Friday, May 21, 2010

Agile Manifesto Reprise - This Time it's Personal

Stole this from Ron Jeffries and I'm posting the whole thing cuz it's my story too except for maybe the cars:


>    Where will YOU be in 3 years?
Well, in my case I want to be alive and in good mental and physical
health. 



Looking back over various places I might have "wanted" to be, here's
what I think today: 



I thought I wanted promotions, to be given more "power" as a
recognition of how good I was. This reflected the organization I was
in, which valued power. I was wrong. I didn't get a lot of joy from
power. I did get joy from being able to solve harder and larger
problems by having more people working on them with me. 



I thought I wanted more money. This reflected my good taste in cars,
and has certainly given me some pleasure. However, the highest
paying jobs I have had were also the least pleasurable, and
ultimately my lack of pleasure in them caused me to perform poorly. 



I thought I wanted more women. You can imagine how that worked out. 


I thought I wanted to be like people I admired. Many of them were
major jerks (even more so than I am naturally) and emulating them
did not serve me well. 



What I want, today, is to spend every possible moment doing things
that I enjoy, with people I enjoy doing them with. I enjoy doing
things that I do well, and things where I can sense that I am
improving. I enjoy doing things that other people appreciate. 

Monday, May 17, 2010

Clarification of previous post

Actually, that last post was a nitpick - things are going well on this project.  My bottom line is in the black:  the question I've learned to ask myself about a job is whether it is an energy source or an energy sink, and this one has become a source.  The team is coalescing, including management, customer reps, etc., in spite of the legacy ceremony.

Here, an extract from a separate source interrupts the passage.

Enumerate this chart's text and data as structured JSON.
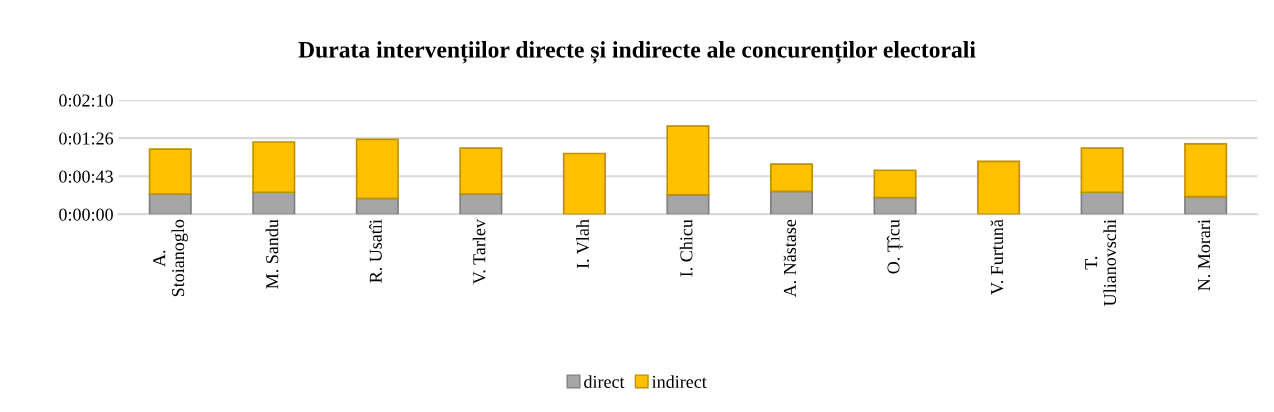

Trust/coherence is building, and the only question is whether/when management will perceive this and start dismantling the ceremonial edifice.

Sunday, May 16, 2010

Efficiency and Trust

Haven't posted for a while because I've started a new contract.  The team is nominally Agile, the customer is nominally on board, but ... not really.   There's a lot of ceremony, no pairing or TDD expected (although we would not be punished for doing it),  a lot of micromanagement of time with JIRA (be sure to charge that 15-minute daily standup to the right task!).

And I finally made the connection....

What do you do when your team/company is all excited to be “agile”, while your customers want to operate in the traditional, heavy-weight, documentation-driven approach?  ...  In most cases it turns out that they don’t trust the software team and hence they want to push all the risk to the software development side.
-- I Say Agile, You Say Traditional, Document-Driven

Ceremony is the cost of doing business in an environment without trust.  Agile is efficient because trust allows us to eliminate ceremonies of security/CYA/blame/risk-shifting, which waste resources.

The word "ceremony" as used in Agile circles could almost be glossed as "institutionalized Muda (waste)".  As an anthropologist, I think of it from the perspective of Durkheim: He saw religion as a mechanism that shored up or protected a threatened social order. 

For example, estimates "cast in stone" are sympathetic magic, telling a highly structured story in the hope of imposing certainty on a situation involving major unknown risks.  Estimates in a traditional environment are not a tool but a prayer - or an oath.

...

I will not identify the customer or the consulting company I'm subcontracting through.   Not for any reasons of trade secrets or confidentiality, but because of this:

The customer's dress code is the new biz casual - i.e., jeans, polo shirts and sneakers are fine for everyone.  The consultancy requires us to wear the old biz casual - no jeans, no sneakers, dress shirts.  I was told this is because we want to impress the customer by being "a level above them".

Consistent so far.

But then - we have casual Fridays!   Not the customer - they're always casual. Just the "one-level up" consultants.

WTF?

It's like

... but because we really care about all our ... uh ... development associates ... ,  no beatings on Friday.

Moo-dada!

I won't believe a consulting company is Agile as long as it carries the baggage of the Old Biz Religion.